I frowned. “I only know the part I sang. I didn’t know he died.”

“Poor lad, of course he dies. It’s an Irish song, right? They always die in Irish songs. I’ll sing it for you. Play along so I don’t wander off tune.”

I plucked along, bracing myself for whatever his voice might sound like.

He turned his face into the sun and sang,

Fro and to in my dreams to you

To the haunting tune of the harp

For the price I paid when you died that day

I paid that day with my heart

Fro and to in my dreams to you

With the breaking of my heart

Ne’er more again will I sing this song

Ne’er more will I hear the harp …

“See, he gets killed—”

“—sad,” I interjected.

“—and it’s a very old song,” continued Luke. “That bit you sang—‘oh to be by your side,’ that bit—must have been added on somewhere along the way. I’ve not heard it before. But what I sang—that’s always been part of it. You didn’t know it?”

“No, I didn’t,” I said, adding truthfully, “You have a wonderful voice. You make it sound like something you’d hear on a CD.”

“So do you,” Luke said. “You have an angel’s voice. Better than I expected. And it’s a girl’s song. The lyrics are girly, you know?”

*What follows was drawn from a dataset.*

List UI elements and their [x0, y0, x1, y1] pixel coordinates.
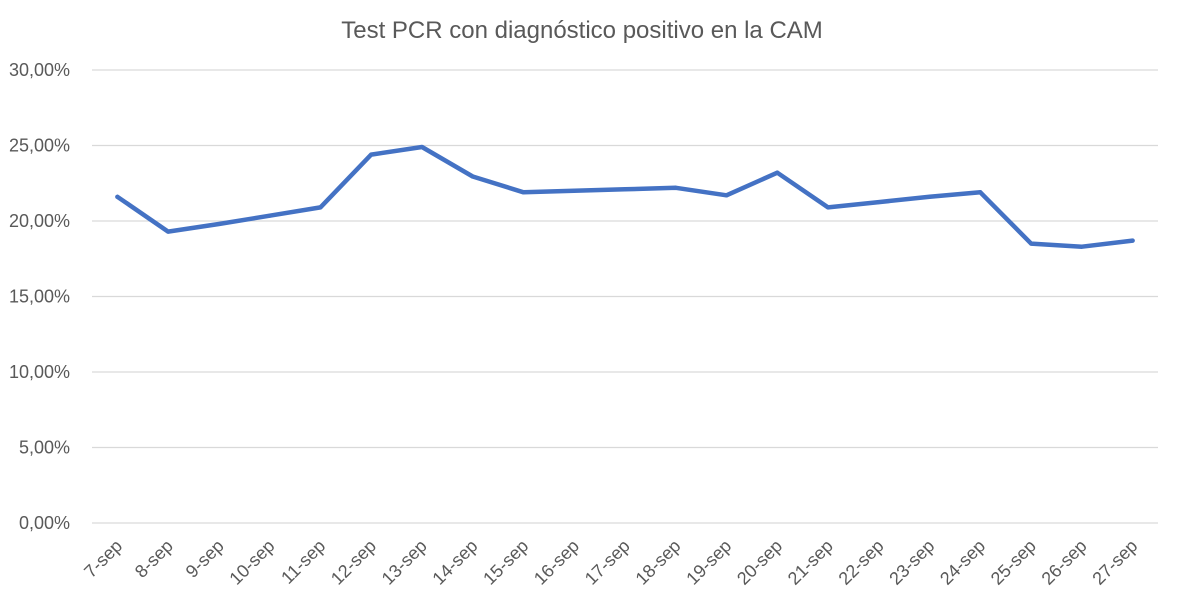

My cheeks flushed. It was stupid, of course, because all my life I’d been told—by highly qualified professionals and people who should know and folks “in the business”—that I was good. I’d heard it so often that it didn’t mean anything anymore. But my heart leapt at his words.

“Girly,” I managed to scoff.

Luke nodded. “But you could do so much better. You’re not pushing yourself at all. So safe.”